Cloud Computing and Records Management

Introduction

Cloud computing is the practise of using internet-based servers to store, manage and process records throughout their lifecycle. Cloud computing poses both benefits and risks to government institutions. Cost savings and gains in efficiency, accessibility and flexibility must be weighed against risks associated with security, privacy and information management. A risk assessment should be undertaken to identify and manage jurisdictional, governance, privacy, technical and security issues before engaging a cloud service provider and records management concerns must be addressed.

When considering using a cloud service provider, consultation throughout the institution is essential and must include information technology, records management, legal and individual business units.

Public records created, stored and managed in the cloud are subject to The Archives and Public Records Management Act. The Act defines public record as “a record made or received by a government institution in carrying out that government institution’s activities”. Government institutions are responsible for managing the storage, access, transfer or destruction of public records as per the Act.

This document outlines some information and records management concerns which should be addressed by government institutions when considering the use of cloud-based computing services.

Issues to consider

The following records management issues must be considered when deciding whether to engage a cloud service provider:

1. Scope

The types of records that are to be stored on a cloud server must be carefully considered. The types of records and their content will determine the necessary levels of security controls, preservation and migration strategies that will be applied. Records must be stored in a secure format and the government institution must ensure that confidential and sensitive information is afforded the level of data protection required by applicable legislation such as The Archives

and Public Records Management Act, FOIPP and HIPA. Also, the cloud service must be able to provide the appropriate level of data protection as required.

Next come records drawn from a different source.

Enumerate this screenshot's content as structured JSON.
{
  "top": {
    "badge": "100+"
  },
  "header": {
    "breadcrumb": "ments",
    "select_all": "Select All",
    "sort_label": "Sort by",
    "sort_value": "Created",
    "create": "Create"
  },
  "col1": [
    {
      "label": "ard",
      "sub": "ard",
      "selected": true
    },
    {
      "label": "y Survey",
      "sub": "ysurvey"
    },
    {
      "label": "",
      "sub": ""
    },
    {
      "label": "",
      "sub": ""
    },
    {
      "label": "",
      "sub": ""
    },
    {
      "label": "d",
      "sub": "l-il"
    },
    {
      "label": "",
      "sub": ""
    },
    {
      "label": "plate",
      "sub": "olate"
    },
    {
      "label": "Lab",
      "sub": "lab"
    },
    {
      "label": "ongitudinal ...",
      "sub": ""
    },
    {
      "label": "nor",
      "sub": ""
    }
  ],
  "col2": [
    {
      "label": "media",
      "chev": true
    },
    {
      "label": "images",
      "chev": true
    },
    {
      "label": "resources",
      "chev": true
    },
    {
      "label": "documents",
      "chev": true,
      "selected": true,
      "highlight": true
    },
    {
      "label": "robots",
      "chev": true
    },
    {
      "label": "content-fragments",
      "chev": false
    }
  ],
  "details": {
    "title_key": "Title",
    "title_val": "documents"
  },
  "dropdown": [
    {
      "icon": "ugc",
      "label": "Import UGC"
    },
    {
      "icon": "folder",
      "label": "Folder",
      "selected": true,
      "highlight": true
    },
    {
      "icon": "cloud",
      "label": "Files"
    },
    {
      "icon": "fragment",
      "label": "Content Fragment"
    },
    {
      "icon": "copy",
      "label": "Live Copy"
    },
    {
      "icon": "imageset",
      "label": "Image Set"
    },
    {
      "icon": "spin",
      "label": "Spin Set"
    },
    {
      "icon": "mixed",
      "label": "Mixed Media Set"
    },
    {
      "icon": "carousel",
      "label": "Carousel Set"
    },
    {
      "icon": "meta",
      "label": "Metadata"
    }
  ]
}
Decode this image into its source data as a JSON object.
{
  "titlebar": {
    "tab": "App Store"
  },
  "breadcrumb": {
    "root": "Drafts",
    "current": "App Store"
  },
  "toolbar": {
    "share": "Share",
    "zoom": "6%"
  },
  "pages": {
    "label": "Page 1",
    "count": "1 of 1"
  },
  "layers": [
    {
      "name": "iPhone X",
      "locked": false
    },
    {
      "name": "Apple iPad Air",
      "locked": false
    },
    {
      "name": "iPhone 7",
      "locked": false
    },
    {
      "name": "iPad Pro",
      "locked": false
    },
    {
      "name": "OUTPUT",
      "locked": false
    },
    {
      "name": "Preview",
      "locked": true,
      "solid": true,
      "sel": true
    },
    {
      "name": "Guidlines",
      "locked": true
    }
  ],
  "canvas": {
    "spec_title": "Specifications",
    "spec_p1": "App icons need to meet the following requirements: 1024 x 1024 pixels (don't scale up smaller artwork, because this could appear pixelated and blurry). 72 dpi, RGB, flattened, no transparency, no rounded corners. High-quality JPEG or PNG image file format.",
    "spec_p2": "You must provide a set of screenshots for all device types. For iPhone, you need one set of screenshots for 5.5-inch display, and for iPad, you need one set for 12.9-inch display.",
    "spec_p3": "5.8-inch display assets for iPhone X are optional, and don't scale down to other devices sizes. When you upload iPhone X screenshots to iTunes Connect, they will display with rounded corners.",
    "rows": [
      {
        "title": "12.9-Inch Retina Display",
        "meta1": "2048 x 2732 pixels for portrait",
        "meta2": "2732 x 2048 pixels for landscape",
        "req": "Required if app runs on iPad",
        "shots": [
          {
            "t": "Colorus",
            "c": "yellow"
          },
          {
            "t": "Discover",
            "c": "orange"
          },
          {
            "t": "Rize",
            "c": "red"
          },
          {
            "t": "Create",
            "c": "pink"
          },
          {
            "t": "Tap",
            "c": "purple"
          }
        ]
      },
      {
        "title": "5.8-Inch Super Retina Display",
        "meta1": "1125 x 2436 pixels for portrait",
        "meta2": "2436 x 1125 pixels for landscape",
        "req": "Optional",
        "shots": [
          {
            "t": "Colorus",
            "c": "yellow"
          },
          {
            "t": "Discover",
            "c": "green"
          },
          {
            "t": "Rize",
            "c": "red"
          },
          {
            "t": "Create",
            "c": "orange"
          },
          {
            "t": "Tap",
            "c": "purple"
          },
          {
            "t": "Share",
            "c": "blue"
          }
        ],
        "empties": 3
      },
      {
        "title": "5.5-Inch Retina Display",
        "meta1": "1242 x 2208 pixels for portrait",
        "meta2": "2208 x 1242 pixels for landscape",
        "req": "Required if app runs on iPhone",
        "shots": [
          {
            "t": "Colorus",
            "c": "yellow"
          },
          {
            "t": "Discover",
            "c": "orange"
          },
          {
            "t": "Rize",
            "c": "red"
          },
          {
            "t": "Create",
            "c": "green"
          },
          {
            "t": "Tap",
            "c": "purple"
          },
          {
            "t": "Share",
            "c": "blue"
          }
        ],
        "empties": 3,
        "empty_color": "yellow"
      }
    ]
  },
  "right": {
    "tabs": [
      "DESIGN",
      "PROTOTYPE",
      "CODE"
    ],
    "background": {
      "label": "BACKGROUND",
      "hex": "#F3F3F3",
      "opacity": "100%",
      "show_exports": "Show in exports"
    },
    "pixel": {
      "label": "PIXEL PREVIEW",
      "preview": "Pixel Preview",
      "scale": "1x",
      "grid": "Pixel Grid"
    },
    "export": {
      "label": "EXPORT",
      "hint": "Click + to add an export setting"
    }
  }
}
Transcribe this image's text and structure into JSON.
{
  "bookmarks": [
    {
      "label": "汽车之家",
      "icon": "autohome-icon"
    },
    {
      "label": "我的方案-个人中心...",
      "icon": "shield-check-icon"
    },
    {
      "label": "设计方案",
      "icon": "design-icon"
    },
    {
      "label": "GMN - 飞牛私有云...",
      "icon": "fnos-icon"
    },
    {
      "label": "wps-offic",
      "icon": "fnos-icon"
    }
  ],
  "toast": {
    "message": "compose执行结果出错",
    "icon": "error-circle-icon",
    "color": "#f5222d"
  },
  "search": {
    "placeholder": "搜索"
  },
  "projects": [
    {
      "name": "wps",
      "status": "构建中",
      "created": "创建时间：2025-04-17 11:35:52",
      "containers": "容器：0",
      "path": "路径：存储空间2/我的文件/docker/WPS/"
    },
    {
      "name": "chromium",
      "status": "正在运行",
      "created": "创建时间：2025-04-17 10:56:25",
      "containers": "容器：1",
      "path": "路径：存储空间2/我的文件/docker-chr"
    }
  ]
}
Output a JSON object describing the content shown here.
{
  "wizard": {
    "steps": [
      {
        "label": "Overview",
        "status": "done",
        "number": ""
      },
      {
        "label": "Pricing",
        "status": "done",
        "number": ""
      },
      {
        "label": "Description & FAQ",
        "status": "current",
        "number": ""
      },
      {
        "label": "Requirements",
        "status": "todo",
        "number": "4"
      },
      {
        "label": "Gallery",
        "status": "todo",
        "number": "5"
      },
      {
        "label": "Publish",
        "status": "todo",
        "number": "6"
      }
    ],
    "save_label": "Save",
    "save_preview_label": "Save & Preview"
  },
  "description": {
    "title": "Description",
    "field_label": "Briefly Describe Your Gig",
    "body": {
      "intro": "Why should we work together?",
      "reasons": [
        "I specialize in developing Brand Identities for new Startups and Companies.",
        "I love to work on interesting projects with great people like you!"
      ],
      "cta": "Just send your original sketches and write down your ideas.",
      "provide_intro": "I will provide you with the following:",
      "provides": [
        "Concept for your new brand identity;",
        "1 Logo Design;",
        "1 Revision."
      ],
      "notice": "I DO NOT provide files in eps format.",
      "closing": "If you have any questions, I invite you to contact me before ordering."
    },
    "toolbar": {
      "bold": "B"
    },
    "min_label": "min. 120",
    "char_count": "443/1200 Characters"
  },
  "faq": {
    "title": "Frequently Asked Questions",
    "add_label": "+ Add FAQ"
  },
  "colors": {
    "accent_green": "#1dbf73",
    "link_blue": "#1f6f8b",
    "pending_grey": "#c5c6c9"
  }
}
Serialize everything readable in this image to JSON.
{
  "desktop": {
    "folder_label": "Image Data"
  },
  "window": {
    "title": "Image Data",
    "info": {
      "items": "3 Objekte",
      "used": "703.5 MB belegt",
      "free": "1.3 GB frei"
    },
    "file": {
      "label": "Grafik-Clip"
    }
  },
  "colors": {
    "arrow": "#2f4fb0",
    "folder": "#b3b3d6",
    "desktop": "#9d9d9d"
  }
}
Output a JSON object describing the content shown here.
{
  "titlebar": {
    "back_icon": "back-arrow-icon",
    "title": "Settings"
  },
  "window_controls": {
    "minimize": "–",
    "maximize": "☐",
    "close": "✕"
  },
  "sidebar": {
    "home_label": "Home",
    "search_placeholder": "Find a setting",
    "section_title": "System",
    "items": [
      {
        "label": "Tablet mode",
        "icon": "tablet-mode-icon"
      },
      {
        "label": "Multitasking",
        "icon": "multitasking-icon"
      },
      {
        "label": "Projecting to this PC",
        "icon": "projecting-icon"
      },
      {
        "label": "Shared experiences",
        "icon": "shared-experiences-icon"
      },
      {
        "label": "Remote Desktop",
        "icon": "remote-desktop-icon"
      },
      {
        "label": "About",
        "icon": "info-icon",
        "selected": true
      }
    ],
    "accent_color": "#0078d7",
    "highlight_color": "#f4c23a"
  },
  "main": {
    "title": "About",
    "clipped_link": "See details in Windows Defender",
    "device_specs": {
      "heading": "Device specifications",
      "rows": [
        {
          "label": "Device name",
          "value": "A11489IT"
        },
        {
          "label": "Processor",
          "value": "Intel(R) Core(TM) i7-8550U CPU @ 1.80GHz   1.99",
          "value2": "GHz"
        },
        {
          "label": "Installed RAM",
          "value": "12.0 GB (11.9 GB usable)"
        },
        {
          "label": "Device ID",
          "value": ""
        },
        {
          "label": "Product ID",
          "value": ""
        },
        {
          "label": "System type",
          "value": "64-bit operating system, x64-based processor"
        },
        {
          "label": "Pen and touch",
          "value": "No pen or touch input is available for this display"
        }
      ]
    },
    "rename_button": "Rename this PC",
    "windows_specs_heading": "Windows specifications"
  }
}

2. Ownership Ownership of public records stored in the cloud must be retained by the Government of Saskatchewan. Cloud service providers that allow for ownership by entities other than the Province should not be considered.

3. Server Location

Storage location must be specified as a requirement when procuring a cloud service provider. Records which are to be stored on a server outside of Saskatchewan or outside of Canada must be examined carefully to ensure that they will be managed in accordance with Saskatchewan laws. Records stored on a server which is maintained outside of Saskatchewan may be subject to the laws of that jurisdiction. Any contract negotiated with a cloud service provider must address any risks associated with storing the information outside of Saskatchewan. The contract will need to address the protection of confidentiality and the security of the information, the application of Saskatchewan laws to the service provider, insurance requirements and indemnification from potential liability. The solicitor advising the government institution should be consulted to assess the risks and to review any contractual arrangements.

4. Preservation Information stored in the cloud must be preserved in formats which ensure that it remains accessible and useable in accordance with approved records schedules. Service providers must afford migration strategies which meet the institutions needs and integrity checks must be conducted on a regular basis to make sure that the data remains accurate and consistent.

5. Retention and Disposal Protocols must be in place by the service provider to ensure that records which have met their retention requirements are destroyed only upon instruction from the government institution. Government institutions are required to follow the records disposal process administered by the Provincial Archives of Saskatchewan. Information deemed to have historical value must be stored in a format that is consistent with that required for transfer to the Archives. Evidence must be made available by the service provider that records which are not being acquired by the Provincial Archives of Saskatchewan are deleted from the cloud server when they have met their retention requirements. This includes all electronic copies, including back-ups.

6. Security

Information must be stored in a secure format, with all meta-data intact, complete and unchanged. Records must retain their ability to provide evidence of business transactions. Adequate safeguards must be in place to protect personal information and other sensitive and confidential records and to prevent security breaches. Cloud service providers must ensure that they have proper back-up and disaster recovery protocols in place. Any contract with a service provider must clearly specify who has access rights to information stored in the cloud. The information stored in the cloud is the property of the Government of Saskatchewan and should only be accessed by those persons who require access to manage the information. The service provider should be required to document any access to these government records.

7. Cloud Server Reliability and Service Continuity Cloud service providers must have protocols and procedures in place to address the integrity of the records in the event of any problems or incidents which may occur (such as the server shutting down or the service provider going out of business). Risks associated with remote access should also be addressed by the provider. The provider must be able to return complete records as required by the government institution in the event that they are no longer able to deliver the service and the data must remain accessible, transferable and usable. These issues should be addressed in any agreement entered into with a service provider.